9. Let us now turn to the charge framed against the appellant under Section 498-A r/w Section 304B of the Indian Penal Code. In view of the allegations of the prosecution, it appears from the evidence on record, that it is the prosecution case that accused was a greedy person and insisted his wife Rumana to bring Rs. 40,000/- from her parents to purchase a room and as his demand was not fulfilled he used to quarrel with her and to beat her and finally set her on fire after pouring kerosene on her. In order to bring home the guilt for these charges the prosecution has relied upon the evidence of P.W. 2- Ruksana and P.W. 4 Alamgir, the parents of Rumana, along with the dying declaration Exh. 50. P.W. 2 Ruksana has deposed about the demands of the accused and subjecting Rumana to cruelty to get his demand satisfied. In our view, the evidence of Ruksana, though she is mother of deceased Rumana, and, therefore, was best witness, cannot be accepted for simple reason that the investigating officer has not recorded a statement under Section 161 of Cr.P.C. and, therefore, the defence would not be in a position to test the authenticity of her testimony before the Court. However, the evidence of P.W. 4 Alamgir, father of Rumana, is sufficient to establish that the accused was making demand of Rs. 40,000/- and he used to approach him to demand the money, and on non-payment of the money he harassed Rumana physically and mentally.
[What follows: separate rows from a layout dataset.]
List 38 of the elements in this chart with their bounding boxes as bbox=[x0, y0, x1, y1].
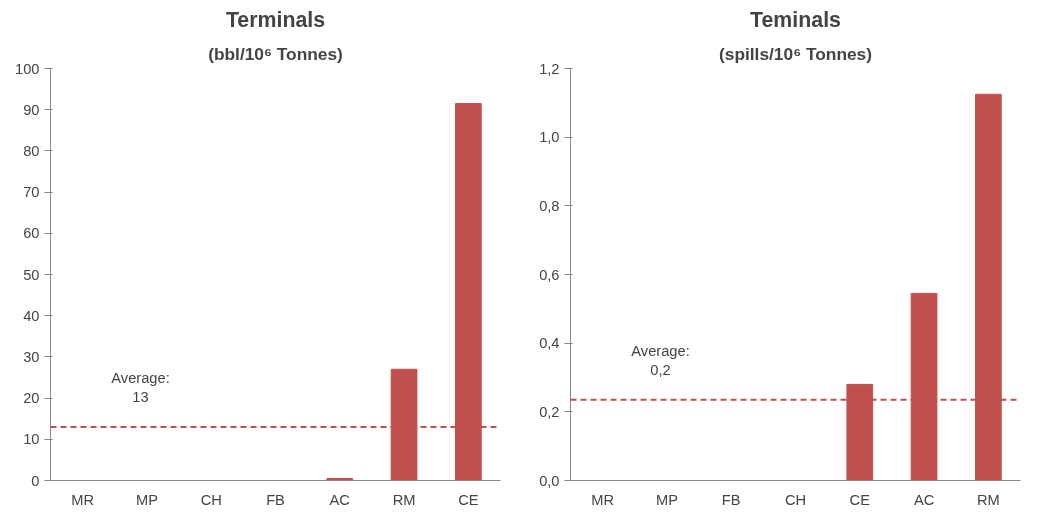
y-tick-label: 1,2 bbox=[539, 60, 560, 77]
y-tick-label: 0,0 bbox=[539, 472, 560, 489]
chart-title: Terminals bbox=[225, 7, 326, 32]
x-tick-label: RM bbox=[976, 491, 1000, 508]
x-tick-label: CH bbox=[200, 491, 222, 508]
chart-title: Teminals bbox=[750, 7, 841, 32]
y-tick-label: 60 bbox=[23, 225, 40, 242]
x-tick-label: MR bbox=[71, 491, 95, 508]
y-tick-label: 0 bbox=[31, 472, 40, 489]
y-tick-label: 0,6 bbox=[539, 266, 560, 283]
x-tick-label: MP bbox=[655, 491, 678, 508]
x-tick-label: MR bbox=[591, 491, 615, 508]
chart-subtitle: (spills/10⁶ Tonnes) bbox=[718, 43, 873, 64]
x-tick-label: FB bbox=[266, 491, 285, 508]
x-tick-label: CH bbox=[784, 491, 807, 508]
y-tick-label: 100 bbox=[15, 60, 40, 77]
y-tick-label: 10 bbox=[23, 431, 40, 448]
y-tick-label: 80 bbox=[23, 142, 40, 159]
ref-line-label: Average: 13 bbox=[111, 369, 170, 405]
y-tick-label: 90 bbox=[23, 101, 40, 118]
y-tick-label: 1,0 bbox=[539, 129, 560, 146]
x-tick-label: CE bbox=[458, 491, 479, 508]
y-tick-label: 70 bbox=[23, 184, 40, 201]
x-tick-label: CE bbox=[849, 491, 871, 508]
x-tick-label: MP bbox=[135, 491, 158, 508]
x-tick-label: AC bbox=[329, 491, 351, 508]
chart-subtitle: (bbl/10⁶ Tonnes) bbox=[208, 43, 343, 64]
y-tick-label: 0,4 bbox=[539, 335, 560, 352]
y-tick-label: 40 bbox=[23, 307, 40, 324]
y-tick-label: 0,2 bbox=[539, 403, 560, 420]
x-tick-label: AC bbox=[913, 491, 935, 508]
y-tick-label: 30 bbox=[23, 348, 40, 365]
x-tick-label: FB bbox=[721, 491, 741, 508]
x-tick-label: RM bbox=[392, 491, 416, 508]
ref-line-label: Average: 0,2 bbox=[631, 342, 690, 378]
y-tick-label: 0,8 bbox=[539, 197, 560, 214]
y-tick-label: 50 bbox=[23, 266, 40, 283]
y-tick-label: 20 bbox=[23, 390, 40, 407]
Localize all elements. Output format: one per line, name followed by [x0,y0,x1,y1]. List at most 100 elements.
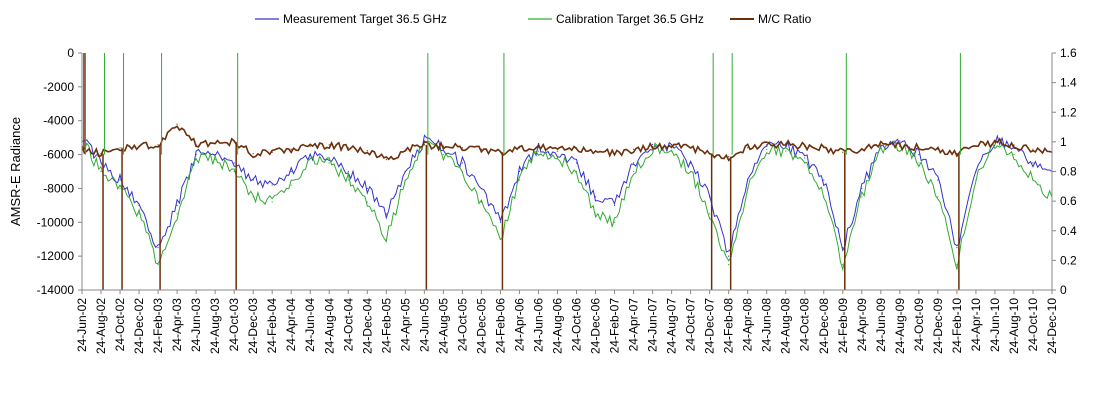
data-point [804,157,806,159]
data-point [100,153,102,155]
x-tick-label: 24-Apr-03 [170,298,184,352]
data-point [195,153,197,156]
y-tick-label: -10000 [37,215,75,229]
y-tick-label: -4000 [43,114,74,128]
data-point [214,142,216,144]
data-point [671,144,673,146]
data-point [613,221,616,223]
x-tick-label: 24-Jun-02 [75,298,89,352]
data-point [119,187,121,190]
data-point [328,144,330,146]
data-point [252,153,254,155]
x-tick-label: 24-Apr-08 [741,298,755,352]
data-point [937,196,939,198]
x-tick-label: 24-Jun-10 [988,298,1002,352]
x-tick-label: 24-Feb-05 [379,298,393,354]
data-point [899,140,901,142]
data-point [823,179,825,181]
data-point [176,123,178,125]
x-tick-label: 24-Dec-07 [703,298,717,354]
x-tick-label: 24-Jun-06 [531,298,545,352]
x-tick-label: 24-Feb-10 [950,298,964,354]
data-point [747,179,749,181]
y2-tick-label: 1.2 [1060,105,1077,119]
y-axis-title: AMSR-E Radiance [8,117,23,226]
data-point [709,153,711,155]
data-point [747,147,749,149]
x-tick-label: 24-Dec-09 [931,298,945,354]
data-point [195,159,197,161]
data-point [537,150,540,152]
data-point [613,153,616,155]
x-tick-label: 24-Oct-05 [455,298,469,352]
x-tick-label: 24-Aug-08 [779,298,793,354]
data-point [100,170,102,173]
x-tick-label: 24-Aug-07 [665,298,679,354]
data-point [309,157,311,159]
data-point [1032,179,1034,181]
data-point [747,187,749,190]
x-tick-label: 24-Jun-08 [760,298,774,352]
data-point [975,179,977,181]
data-point [556,157,559,159]
series-line-1 [81,140,1053,272]
data-point [176,204,178,206]
data-point [385,213,387,215]
data-point [632,148,635,150]
x-tick-label: 24-Aug-10 [1007,298,1021,354]
data-point [728,255,730,257]
x-tick-label: 24-Dec-02 [132,298,146,354]
series-line-2 [81,125,1053,162]
data-point [880,144,882,146]
data-point [861,148,863,150]
data-point [366,201,368,203]
data-point [956,247,958,249]
data-point [918,162,920,164]
data-point [366,150,368,152]
y-tick-label: -6000 [43,148,74,162]
data-point [499,238,502,240]
data-point [290,148,292,150]
y2-tick-label: 1.4 [1060,76,1077,90]
data-point [918,153,920,156]
data-point [328,162,330,164]
data-point [766,148,768,151]
data-point [461,147,463,149]
data-point [842,264,844,266]
data-point [709,213,711,215]
data-point [271,151,273,153]
data-point [575,162,578,164]
data-point [899,145,901,147]
data-point [309,145,311,147]
data-point [594,213,597,215]
data-point [404,170,406,173]
x-tick-label: 24-Aug-03 [208,298,222,354]
data-point [956,153,958,155]
data-point [461,170,463,173]
data-point [499,221,502,223]
data-point [556,148,559,150]
data-point [271,184,273,186]
x-tick-label: 24-Feb-07 [608,298,622,354]
x-tick-label: 24-Jun-09 [874,298,888,352]
data-point [233,170,235,173]
x-tick-label: 24-Aug-05 [436,298,450,354]
data-point [766,145,768,147]
x-tick-label: 24-Aug-06 [550,298,564,354]
x-tick-label: 24-Jun-04 [303,298,317,352]
y2-tick-label: 0.4 [1060,224,1077,238]
y2-tick-label: 0.8 [1060,165,1077,179]
data-point [823,196,825,198]
data-point [613,204,616,206]
data-point [252,196,254,198]
x-tick-label: 24-Aug-02 [94,298,108,354]
data-point [157,144,159,146]
x-tick-label: 24-Oct-07 [684,298,698,352]
data-point [594,196,597,198]
data-point [785,145,787,147]
x-tick-label: 24-Dec-05 [474,298,488,354]
data-point [861,187,863,190]
data-point [271,201,273,203]
data-point [385,159,387,161]
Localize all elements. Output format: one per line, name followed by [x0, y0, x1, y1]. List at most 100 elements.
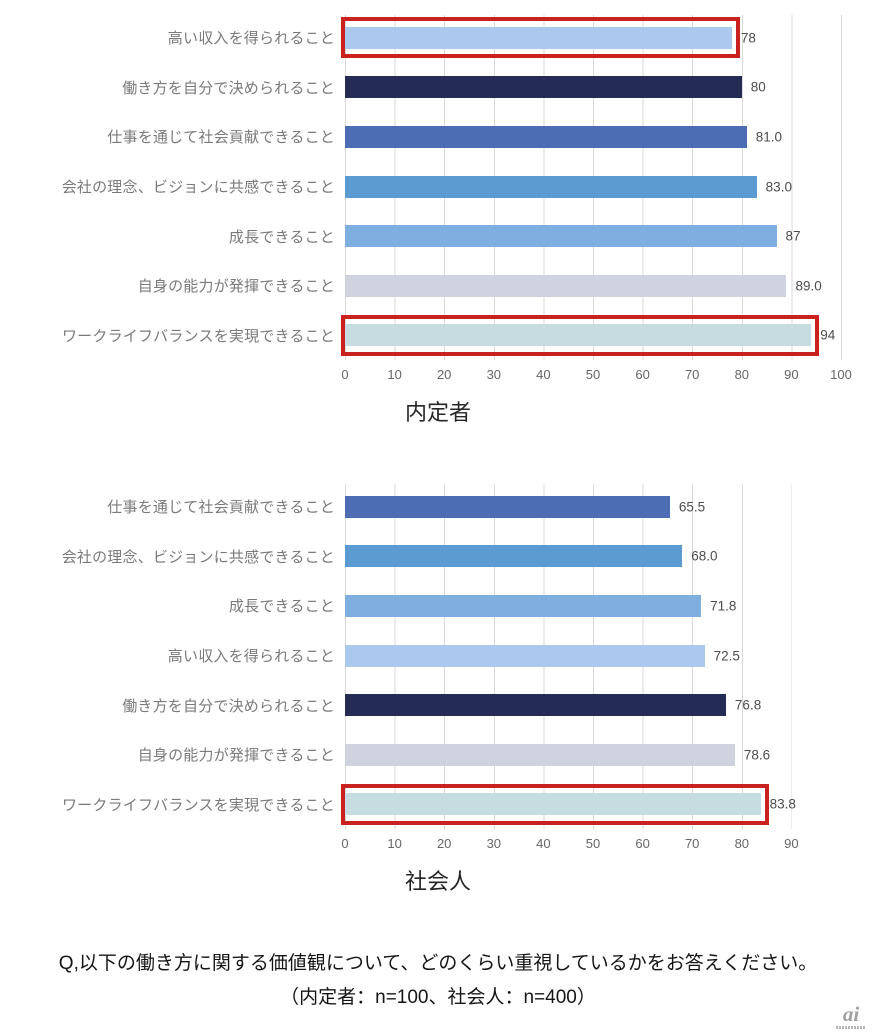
chart-title: 社会人: [404, 869, 471, 894]
axis-tick-label: 20: [436, 367, 452, 382]
chart-naiteisha: 高い収入を得られること 78 働き方を自分で決められること 80 仕事を通じて社会貢献で…: [0, 13, 876, 428]
bar-area: 65.5: [345, 482, 876, 532]
bar: [345, 225, 777, 248]
bar: [345, 644, 705, 667]
axis-tick-label: 80: [734, 367, 750, 382]
category-label: 会社の理念、ビジョンに共感できること: [61, 548, 335, 566]
axis-tick-label: 10: [387, 836, 402, 851]
category-label: 高い収入を得られること: [167, 648, 335, 666]
category-label: 自身の能力が発揮できること: [137, 278, 335, 296]
bar-row: 高い収入を得られること 78: [0, 13, 876, 63]
logo-subtext-rule: [836, 1026, 866, 1029]
value-label: 68.0: [691, 548, 718, 564]
caption-line1: Q,以下の働き方に関する価値観について、どのくらい重視しているかをお答えください…: [58, 953, 818, 974]
value-label: 65.5: [678, 499, 706, 515]
plot-area: 高い収入を得られること 78 働き方を自分で決められること 80 仕事を通じて社会貢献で…: [0, 13, 876, 360]
category-label: 成長できること: [228, 228, 335, 246]
bar-row: 高い収入を得られること 72.5: [0, 631, 876, 681]
axis-tick-label: 50: [585, 367, 601, 382]
bar-area: 78.6: [345, 730, 876, 780]
bar-area: 83.8: [341, 780, 876, 830]
axis-tick-label: 70: [684, 367, 700, 382]
bar-row: 自身の能力が発揮できること 89.0: [0, 261, 876, 311]
axis-tick-label: 40: [536, 836, 551, 851]
bar-row: 働き方を自分で決められること 76.8: [0, 680, 876, 730]
survey-question: Q,以下の働き方に関する価値観について、どのくらい重視しているかをお答えください…: [0, 947, 876, 1015]
x-axis: 0 10 20 30 40 50 60 70 80 90: [341, 831, 876, 857]
value-label: 83.8: [769, 796, 796, 812]
bar-row: 働き方を自分で決められること 80: [0, 63, 876, 113]
chart-shakaijin: 仕事を通じて社会貢献できること 65.5 会社の理念、ビジョンに共感できること 68.…: [0, 482, 876, 897]
axis-tick-label: 0: [341, 836, 349, 851]
highlight-box: [341, 314, 820, 356]
bar-row: 自身の能力が発揮できること 78.6: [0, 730, 876, 780]
category-label: 仕事を通じて社会貢献できること: [107, 499, 335, 517]
axis-tick-label: 40: [536, 367, 551, 382]
bar-row: 仕事を通じて社会貢献できること 65.5: [0, 482, 876, 532]
value-label: 71.8: [710, 598, 737, 614]
bar-row: 仕事を通じて社会貢献できること 81.0: [0, 112, 876, 162]
value-label: 78.6: [743, 747, 771, 763]
value-label: 80: [750, 79, 766, 95]
value-label: 89.0: [795, 278, 822, 294]
axis-tick-label: 20: [436, 836, 452, 851]
axis-tick-label: 90: [784, 367, 799, 382]
category-label: ワークライフバランスを実現できること: [61, 796, 335, 814]
value-label: 87: [785, 228, 801, 244]
category-label: 高い収入を得られること: [167, 30, 335, 48]
bar: [345, 76, 742, 99]
value-label: 72.5: [713, 648, 740, 664]
category-label: 働き方を自分で決められること: [122, 79, 335, 97]
value-label: 94: [820, 327, 836, 343]
category-label: 仕事を通じて社会貢献できること: [107, 129, 335, 147]
bar-row: ワークライフバランスを実現できること 83.8: [0, 780, 876, 830]
bar-area: 80: [345, 63, 876, 113]
axis-tick-label: 70: [684, 836, 700, 851]
axis-tick-label: 30: [486, 367, 502, 382]
value-label: 83.0: [765, 179, 792, 195]
axis-tick-label: 10: [387, 367, 402, 382]
axis-tick-label: 90: [784, 836, 799, 851]
bar-area: 72.5: [345, 631, 876, 681]
bar: [345, 793, 761, 816]
value-label: 81.0: [755, 129, 783, 145]
value-label: 76.8: [734, 697, 762, 713]
chart-title: 内定者: [404, 400, 471, 425]
bar-rows: 高い収入を得られること 78 働き方を自分で決められること 80 仕事を通じて社会貢献で…: [0, 13, 876, 360]
bar-area: 83.0: [345, 162, 876, 212]
bar-area: 78: [341, 13, 876, 63]
highlight-box: [341, 17, 740, 59]
bar-row: 成長できること 87: [0, 211, 876, 261]
bar: [345, 495, 670, 518]
bar-area: 89.0: [345, 261, 876, 311]
bar-row: ワークライフバランスを実現できること 94: [0, 311, 876, 361]
bar: [345, 26, 732, 49]
bar-area: 81.0: [345, 112, 876, 162]
axis-tick-label: 0: [341, 367, 349, 382]
highlight-box: [341, 783, 769, 825]
axis-tick-label: 100: [830, 367, 852, 382]
bar-area: 94: [341, 311, 876, 361]
bar-area: 68.0: [345, 532, 876, 582]
value-label: 78: [740, 30, 756, 46]
bar-area: 71.8: [345, 581, 876, 631]
bar-rows: 仕事を通じて社会貢献できること 65.5 会社の理念、ビジョンに共感できること 68.…: [0, 482, 876, 829]
bar-area: 87: [345, 211, 876, 261]
bar-area: 76.8: [345, 680, 876, 730]
publisher-logo: ai: [836, 1004, 866, 1029]
bar: [345, 743, 735, 766]
axis-tick-label: 50: [585, 836, 601, 851]
category-label: 会社の理念、ビジョンに共感できること: [61, 179, 335, 197]
bar: [345, 175, 757, 198]
bar: [345, 594, 702, 617]
category-label: 成長できること: [228, 598, 335, 616]
bar: [345, 545, 683, 568]
axis-tick-label: 80: [734, 836, 750, 851]
bar: [345, 324, 812, 347]
plot-area: 仕事を通じて社会貢献できること 65.5 会社の理念、ビジョンに共感できること 68.…: [0, 482, 876, 829]
x-axis: 0 10 20 30 40 50 60 70 80 90 100: [341, 362, 876, 388]
bar-row: 会社の理念、ビジョンに共感できること 68.0: [0, 532, 876, 582]
category-label: ワークライフバランスを実現できること: [61, 327, 335, 345]
bar-row: 成長できること 71.8: [0, 581, 876, 631]
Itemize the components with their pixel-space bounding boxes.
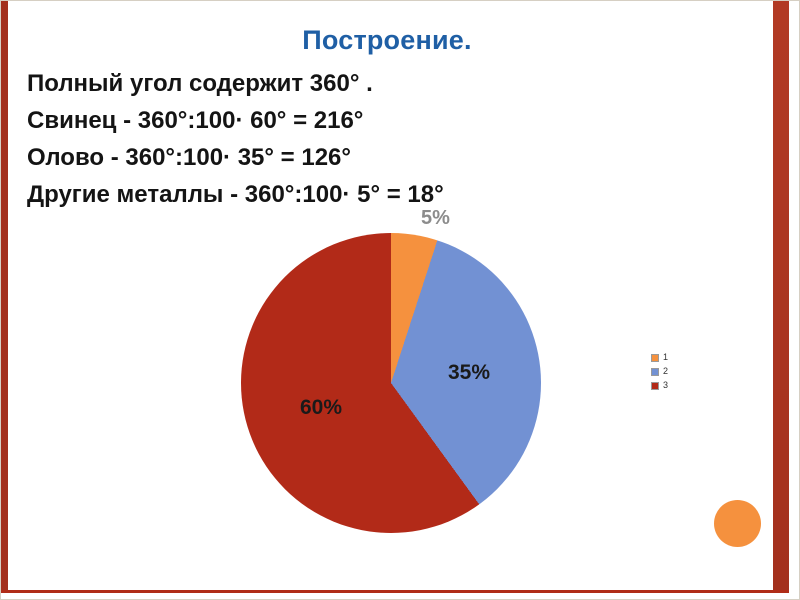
left-accent-bar — [1, 1, 8, 593]
legend-label: 1 — [663, 352, 669, 362]
text-line-full-angle: Полный угол содержит 360° . — [27, 70, 373, 97]
pie-slice-label-60: 60% — [300, 396, 343, 419]
text-line-tin: Олово - 360°:100· 35° = 126° — [27, 144, 351, 171]
legend-label: 2 — [663, 366, 669, 376]
text-line-other-metals: Другие металлы - 360°:100· 5° = 18° — [27, 181, 444, 208]
legend-swatch — [651, 367, 659, 376]
bottom-accent-line — [1, 590, 789, 593]
pie-chart — [241, 233, 541, 533]
slide-title: Построение. — [302, 25, 472, 55]
right-accent-bar — [773, 1, 789, 593]
orange-circle-decoration — [714, 500, 761, 547]
legend-label: 3 — [663, 380, 669, 390]
chart-legend: 1 2 3 — [651, 353, 668, 390]
legend-item-3: 3 — [651, 381, 668, 390]
legend-item-2: 2 — [651, 367, 668, 376]
pie-slice-label-5: 5% — [421, 207, 450, 229]
body-text-block: Полный угол содержит 360° . Свинец - 360… — [27, 65, 444, 213]
legend-item-1: 1 — [651, 353, 668, 362]
text-line-lead: Свинец - 360°:100· 60° = 216° — [27, 107, 364, 134]
legend-swatch — [651, 381, 659, 390]
pie-slice-label-35: 35% — [448, 361, 491, 384]
legend-swatch — [651, 353, 659, 362]
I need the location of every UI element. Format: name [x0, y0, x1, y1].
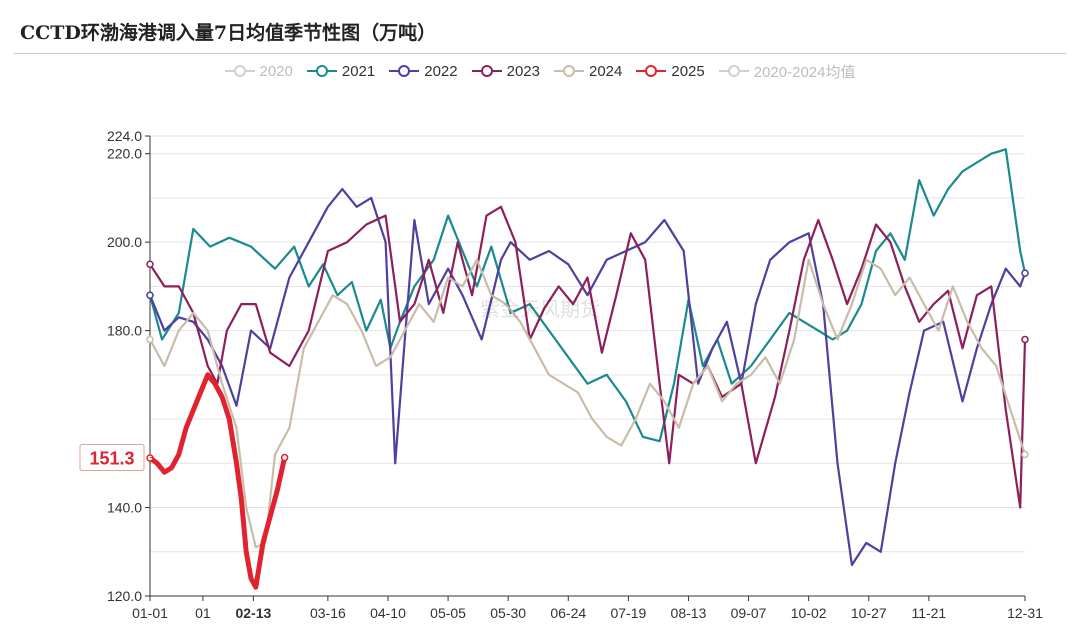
series-point: [1021, 450, 1029, 459]
x-tick-label: 06-24: [550, 605, 586, 621]
x-tick-label: 05-05: [430, 605, 466, 621]
legend-item-2021[interactable]: 2021: [306, 62, 376, 80]
axes: [145, 135, 1026, 601]
current-value-label: 151.3: [89, 449, 134, 469]
series-line-2025: [147, 372, 288, 590]
legend-item-2025[interactable]: 2025: [636, 62, 705, 80]
x-tick-label: 10-27: [851, 605, 887, 621]
y-tick-label: 140.0: [107, 500, 142, 516]
x-tick-label: 05-30: [490, 605, 526, 621]
series-point: [146, 291, 154, 299]
series-line-2024: [148, 258, 1027, 549]
legend-label: 2022: [424, 62, 458, 80]
x-tick-label: 01-01: [132, 605, 168, 621]
legend-line-marker-icon: [389, 65, 420, 77]
legend-line-marker-icon: [471, 65, 502, 77]
legend-line-marker-icon: [306, 65, 337, 77]
title-divider: [14, 53, 1066, 54]
legend-label: 2020-2024均值: [753, 63, 856, 81]
legend-item-2024[interactable]: 2024: [554, 63, 622, 80]
legend-item-2022[interactable]: 2022: [389, 62, 458, 80]
y-tick-label: 180.0: [107, 323, 142, 339]
legend-line-marker-icon: [224, 65, 255, 77]
watermark: 紫金天风期货: [480, 297, 600, 321]
series-point: [146, 260, 154, 269]
series-lines: [146, 148, 1029, 590]
legend-label: 2020: [259, 62, 293, 80]
series-point: [1021, 335, 1029, 344]
legend: 2020 2021 2022 2023 2024 2025 2020-2024均值: [0, 58, 1080, 84]
grid-lines: [150, 135, 1025, 553]
axis-labels: 120.0 140.0 180.0 200.0 220.0 224.0 01-01 01 02-…: [107, 128, 1043, 621]
legend-label: 2021: [341, 62, 376, 80]
series-line-2021: [148, 148, 1027, 443]
x-tick-label: 10-02: [791, 605, 827, 621]
legend-item-2020[interactable]: 2020: [224, 62, 293, 80]
x-tick-label: 01: [195, 605, 211, 621]
series-line-2022: [148, 188, 1027, 567]
legend-label: 2024: [589, 62, 623, 80]
current-value-callout: 151.3: [79, 444, 154, 472]
legend-line-marker-icon: [554, 65, 584, 77]
x-tick-label: 11-21: [911, 605, 946, 621]
series-point: [146, 335, 154, 344]
x-tick-label: 02-13: [235, 605, 271, 621]
x-tick-label: 09-07: [731, 605, 767, 621]
y-tick-label: 224.0: [107, 128, 142, 144]
series-point: [1021, 269, 1029, 277]
x-tick-label: 12-31: [1007, 605, 1043, 621]
current-value-box: [79, 444, 145, 472]
x-tick-label: 04-10: [370, 605, 406, 621]
legend-item-2023[interactable]: 2023: [471, 62, 540, 80]
legend-line-marker-icon: [636, 65, 667, 77]
legend-line-marker-icon: [718, 65, 749, 77]
y-tick-label: 200.0: [107, 234, 142, 250]
series-point: [280, 453, 289, 462]
legend-label: 2025: [671, 62, 705, 80]
y-tick-label: 120.0: [107, 588, 142, 604]
x-tick-label: 08-13: [671, 605, 707, 621]
series-line-2023: [148, 205, 1027, 509]
legend-item-2020-2024均值[interactable]: 2020-2024均值: [718, 61, 856, 82]
x-tick-label: 03-16: [310, 605, 346, 621]
legend-label: 2023: [506, 62, 540, 80]
chart-title: CCTD环渤海港调入量7日均值季节性图（万吨）: [20, 22, 437, 44]
y-tick-label: 220.0: [107, 146, 142, 162]
x-tick-label: 07-19: [610, 605, 646, 621]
This evidence is supported by the contents of dying declaration Exh. 50 recorded in J.J. Hospital, Mumbai wherein she has clarified that the demand of Rs. 40,000/- made by the accused and non-fulfilment of the said demand the accused picked up quarrel and used to beat her. The cumulative effect of this evidence is sufficient to show that the cruelty as contemplated under Section 498-A is established and since the accused subjected Rumana to cruelty and since Rumana died within seven years after her marriage and soon before her death she was subjected to cruelty, presumption under Section 113-B of Indian Evidence Act has to be drawn to hold that the accused caused dowry death of Rumana.

10. In view of this evidential position, we are totally satisfied that the learned Trial Judge has rightly appreciated the evidence and, therefore, reasoning adopted and findings recorded by him deserve to be confirmed.

In the result the appeal stands dismissed.